Depois, há as dificuldades e os constrangimentos que a invasão tem imposto às exportações alimentares ucranianas em si. Antes da guerra, mais de 90% dessas exportações eram feitas pelos portos da Ucrânia no Mar Negro. Porém, vários portos foram ocupados pela Rússia, outros deixaram de ser utilizáveis para as exportações pela proximidade relativa de posições controladas pelas forças russas e, mesmo os portos que continuam ativos, na região de Odessa, têm sido repetidamente atacados. Para além disso, a segurança das rotas, da navegação e das travessias marítimas de bens agroalimentares passou a ser incerta e precária. O Mar Negro foi fortemente contaminado com minas marítimas e o tráfego mercante de cargueiros e de cereais tem sido, até aqui, condicionado e constrangido pela ameaça militar que é representada pela Rússia e pelo bloqueio naval não-declarado que a frota russa e as suas atividades no Mar Negro impuseram aos portos ucranianos logo no início da guerra.

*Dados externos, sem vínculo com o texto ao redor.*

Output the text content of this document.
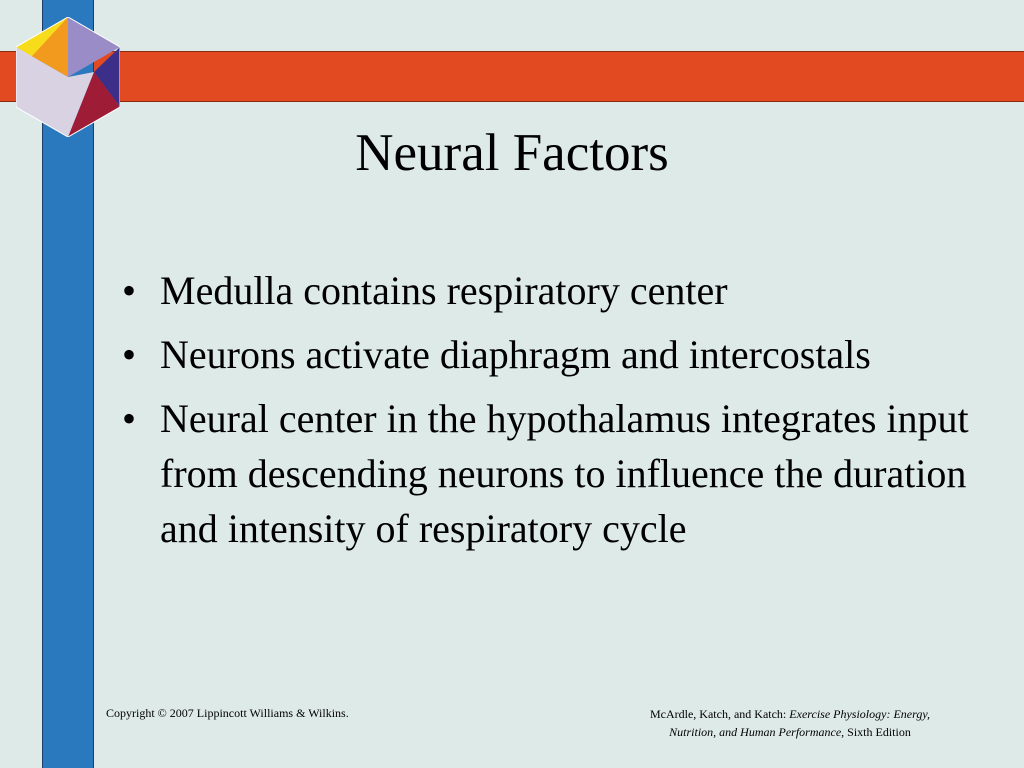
Neural Factors
• Medulla contains respiratory center
• Neurons activate diaphragm and intercostals
• Neural center in the hypothalamus integrates input from descending neurons to influence the duration and intensity of respiratory cycle
Copyright © 2007 Lippincott Williams & Wilkins.	McArdle, Katch, and Katch: Exercise Physiology: Energy,
Nutrition, and Human Performance, Sixth Edition
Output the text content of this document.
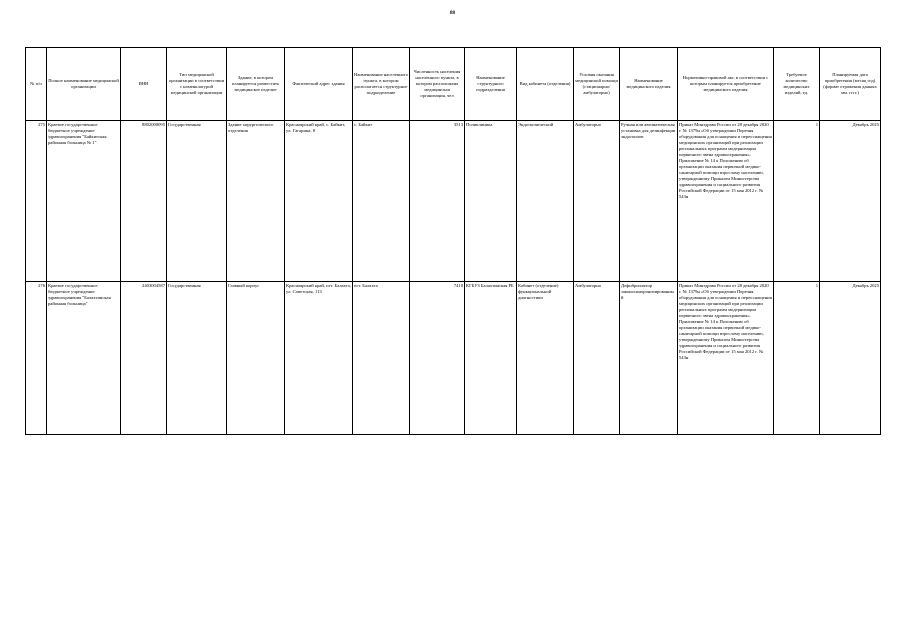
88
№ п/п	Полное наименование медицинской организации	ИНН	Тип медицинской организации в соответствии с номенклатурой медицинской организации	Здание, в котором планируется разместить медицинское изделие	Фактический адрес здания	Наименование населенного пункта, в котором располагается структурное подразделение	Численность населения населенного пункта, в котором расположена медицинская организация, чел	Наименование структурного подразделения	Вид кабинета (отделения)	Условия оказания медицинской помощи (стационарно/амбулаторно)	Наименование медицинского изделия	Нормативно-правовой акт, в соответствии с которым планируется приобретение медицинского изделия	Требуемое количество медицинских изделий, ед.	Планируемая дата приобретения (месяц год) (формат отражения данных мм. гггг.)
275	Краевое государственное бюджетное учреждение здравоохранения "Байкитская районная больница № 1"	8802000095	Государственная	Здание хирургического отделения	Красноярский край, с. Байкит, ул. Гагарина, 8	с. Байкит	3513	Поликлиника	Эндоскопический	Амбулаторно	Ручная или автоматическая установка для дезинфекции эндоскопов	Приказ Минздрава России от 28 декабря 2020 г. № 1379н «Об утверждении Перечня оборудования для оснащения и переоснащения медицинских организаций при реализации региональных программ модернизации первичного звена здравоохранения». Приложение № 14 к Положению об организации оказания первичной медико-санитарной помощи взрослому населению, утвержденному Приказом Министерства здравоохранения и социального развития Российской Федерации от 15 мая 2012 г. № 543н	1	Декабрь 2025
276	Краевое государственное бюджетное учреждение здравоохранения "Балахтинская районная больница"	2403004587	Государственная	Главный корпус	Красноярский край, пгт. Балахта, ул. Советская, 113	пгт. Балахта	7410	КГБУЗ Балахтинская РБ	Кабинет (отделение) функциональной диагностики	Амбулаторно	Дефибриллятор законосинхронизированный	Приказ Минздрава России от 28 декабря 2020 г. № 1379н «Об утверждении Перечня оборудования для оснащения и переоснащения медицинских организаций при реализации региональных программ модернизации первичного звена здравоохранения». Приложение № 14 к Положению об организации оказания первичной медико-санитарной помощи взрослому населению, утвержденному Приказом Министерства здравоохранения и социального развития Российской Федерации от 15 мая 2012 г. № 543н	1	Декабрь 2025
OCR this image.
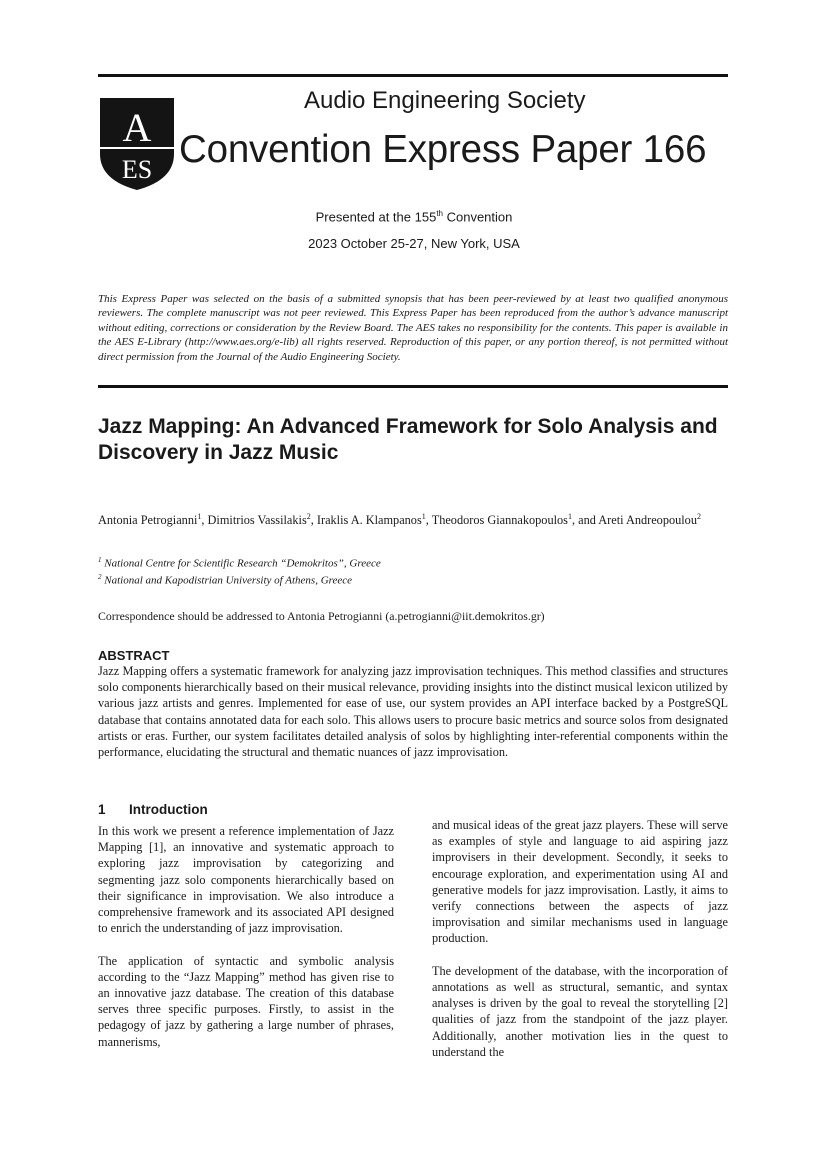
A
ES
Audio Engineering Society
Convention Express Paper 166
Presented at the 155th Convention
2023 October 25-27, New York, USA
This Express Paper was selected on the basis of a submitted synopsis that has been peer-reviewed by at least two qualified anonymous reviewers. The complete manuscript was not peer reviewed. This Express Paper has been reproduced from the author’s advance manuscript without editing, corrections or consideration by the Review Board. The AES takes no responsibility for the contents. This paper is available in the AES E-Library (http://www.aes.org/e-lib) all rights reserved. Reproduction of this paper, or any portion thereof, is not permitted without direct permission from the Journal of the Audio Engineering Society.
Jazz Mapping: An Advanced Framework for Solo Analysis and Discovery in Jazz Music
Antonia Petrogianni$^1$, Dimitrios Vassilakis$^2$, Iraklis A. Klampanos$^1$, Theodoros Giannakopoulos$^1$, and Areti Andreopoulou$^2$
$^1$ National Centre for Scientific Research “Demokritos”, Greece
$^2$ National and Kapodistrian University of Athens, Greece
Correspondence should be addressed to Antonia Petrogianni (a.petrogianni@iit.demokritos.gr)
ABSTRACT
Jazz Mapping offers a systematic framework for analyzing jazz improvisation techniques. This method classifies and structures solo components hierarchically based on their musical relevance, providing insights into the distinct musical lexicon utilized by various jazz artists and genres. Implemented for ease of use, our system provides an API interface backed by a PostgreSQL database that contains annotated data for each solo. This allows users to procure basic metrics and source solos from designated artists or eras. Further, our system facilitates detailed analysis of solos by highlighting inter-referential components within the performance, elucidating the structural and thematic nuances of jazz improvisation.
1 Introduction

In this work we present a reference implementation of Jazz Mapping [1], an innovative and systematic approach to exploring jazz improvisation by categorizing and segmenting jazz solo components hierarchically based on their significance in improvisation. We also introduce a comprehensive framework and its associated API designed to enrich the understanding of jazz improvisation.

The application of syntactic and symbolic analysis according to the “Jazz Mapping” method has given rise to an innovative jazz database. The creation of this database serves three specific purposes. Firstly, to assist in the pedagogy of jazz by gathering a large number of phrases, mannerisms,

and musical ideas of the great jazz players. These will serve as examples of style and language to aid aspiring jazz improvisers in their development. Secondly, it seeks to encourage exploration, and experimentation using AI and generative models for jazz improvisation. Lastly, it aims to verify connections between the aspects of jazz improvisation and similar mechanisms used in language production.

The development of the database, with the incorporation of annotations as well as structural, semantic, and syntax analyses is driven by the goal to reveal the storytelling [2] qualities of jazz from the standpoint of the jazz player. Additionally, another motivation lies in the quest to understand the
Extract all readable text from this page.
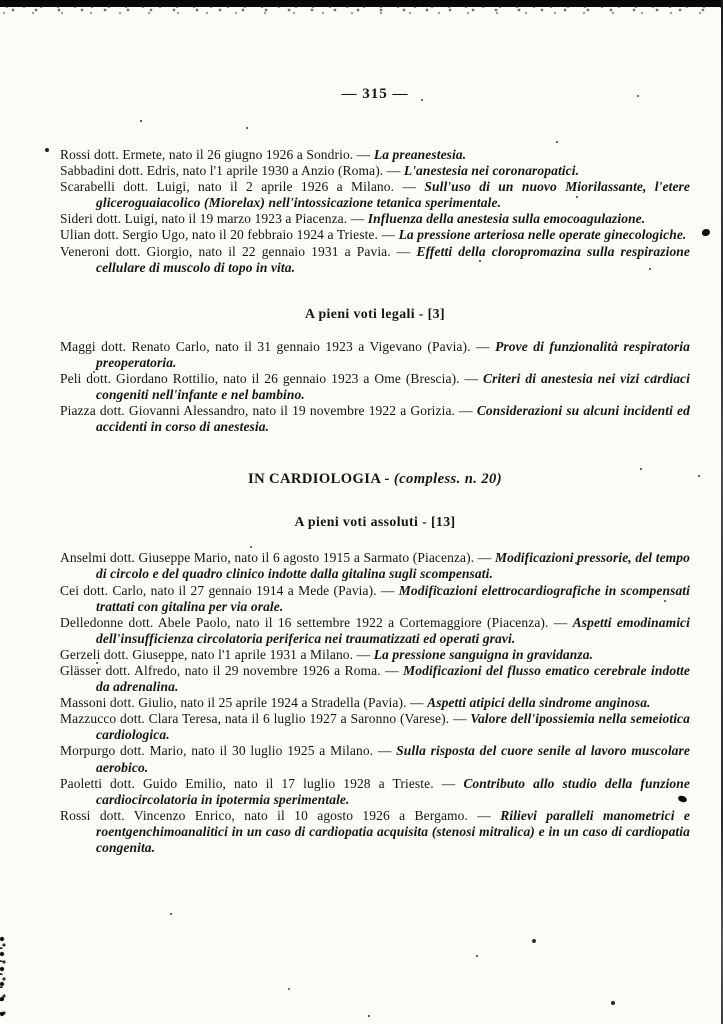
— 315 —

Rossi dott. Ermete, nato il 26 giugno 1926 a Sondrio. — La preanestesia.

Sabbadini dott. Edris, nato l'1 aprile 1930 a Anzio (Roma). — L'anestesia nei coronaropatici.

Scarabelli dott. Luigi, nato il 2 aprile 1926 a Milano. — Sull'uso di un nuovo Miorilassante, l'etere gliceroguaiacolico (Miorelax) nell'intossicazione tetanica sperimentale.

Sideri dott. Luigi, nato il 19 marzo 1923 a Piacenza. — Influenza della anestesia sulla emocoagulazione.

Ulian dott. Sergio Ugo, nato il 20 febbraio 1924 a Trieste. — La pressione arteriosa nelle operate ginecologiche.

Veneroni dott. Giorgio, nato il 22 gennaio 1931 a Pavia. — Effetti della cloropromazina sulla respirazione cellulare di muscolo di topo in vita.

A pieni voti legali - [3]

Maggi dott. Renato Carlo, nato il 31 gennaio 1923 a Vigevano (Pavia). — Prove di funzionalità respiratoria preoperatoria.

Peli dott. Giordano Rottilio, nato il 26 gennaio 1923 a Ome (Brescia). — Criteri di anestesia nei vizi cardiaci congeniti nell'infante e nel bambino.

Piazza dott. Giovanni Alessandro, nato il 19 novembre 1922 a Gorizia. — Considerazioni su alcuni incidenti ed accidenti in corso di anestesia.

IN CARDIOLOGIA - (compless. n. 20)

A pieni voti assoluti - [13]

Anselmi dott. Giuseppe Mario, nato il 6 agosto 1915 a Sarmato (Piacenza). — Modificazioni pressorie, del tempo di circolo e del quadro clinico indotte dalla gitalina sugli scompensati.

Cei dott. Carlo, nato il 27 gennaio 1914 a Mede (Pavia). — Modificazioni elettrocardiografiche in scompensati trattati con gitalina per via orale.

Delledonne dott. Abele Paolo, nato il 16 settembre 1922 a Cortemaggiore (Piacenza). — Aspetti emodinamici dell'insufficienza circolatoria periferica nei traumatizzati ed operati gravi.

Gerzeli dott. Giuseppe, nato l'1 aprile 1931 a Milano. — La pressione sanguigna in gravidanza.

Glässer dott. Alfredo, nato il 29 novembre 1926 a Roma. — Modificazioni del flusso ematico cerebrale indotte da adrenalina.

Massoni dott. Giulio, nato il 25 aprile 1924 a Stradella (Pavia). — Aspetti atipici della sindrome anginosa.

Mazzucco dott. Clara Teresa, nata il 6 luglio 1927 a Saronno (Varese). — Valore dell'ipossiemia nella semeiotica cardiologica.

Morpurgo dott. Mario, nato il 30 luglio 1925 a Milano. — Sulla risposta del cuore senile al lavoro muscolare aerobico.

Paoletti dott. Guido Emilio, nato il 17 luglio 1928 a Trieste. — Contributo allo studio della funzione cardiocircolatoria in ipotermia sperimentale.

Rossi dott. Vincenzo Enrico, nato il 10 agosto 1926 a Bergamo. — Rilievi paralleli manometrici e roentgenchimoanalitici in un caso di cardiopatia acquisita (stenosi mitralica) e in un caso di cardiopatia congenita.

Nos primeiros meses da invasão, esse bloqueio impediu até as exportações marítimas de alimentos ucranianos, o que contribuiu substancialmente para a inflação acentuada dos preços globais dos alimentos e para a exacerbação do espectro da fome ao longo do planeta. A situação alimentar global foi, depois, aliviada durante a Iniciativa dos Cereais do Mar Negro, que foi criada em julho de 2022 por mediação da ONU e da Turquia e que garantiu, no decurso dos meses seguintes, a atenuação do bloqueio russo e a retoma parcial das exportações marítimas ucranianas. A Iniciativa permitiu, assim, a exportação de 32.9 milhões de toneladas métricas de alimentos ucranianos, com a reconexão da produção ucraniana às cadeias de abastecimento a aumentar, a disponibilidade global de alimentos e a contribuiu ainda para a estabilização dos preços globais dos bens alimentares. Não obstante, a Rússia inviabilizou a Iniciativa em julho de 2023, após o que se lançou em agravos à navegação comercial e numa persistente e ainda hoje prevalente campanha de ataques aéreos aos portos ucranianos no Mar Negro e no Danúbio – já tendo, desde então, e de acordo com Kyiv, infligido graves danos à infraestrutura portuária, atingido vários navios civis e destruído muitos alimentos para exportação.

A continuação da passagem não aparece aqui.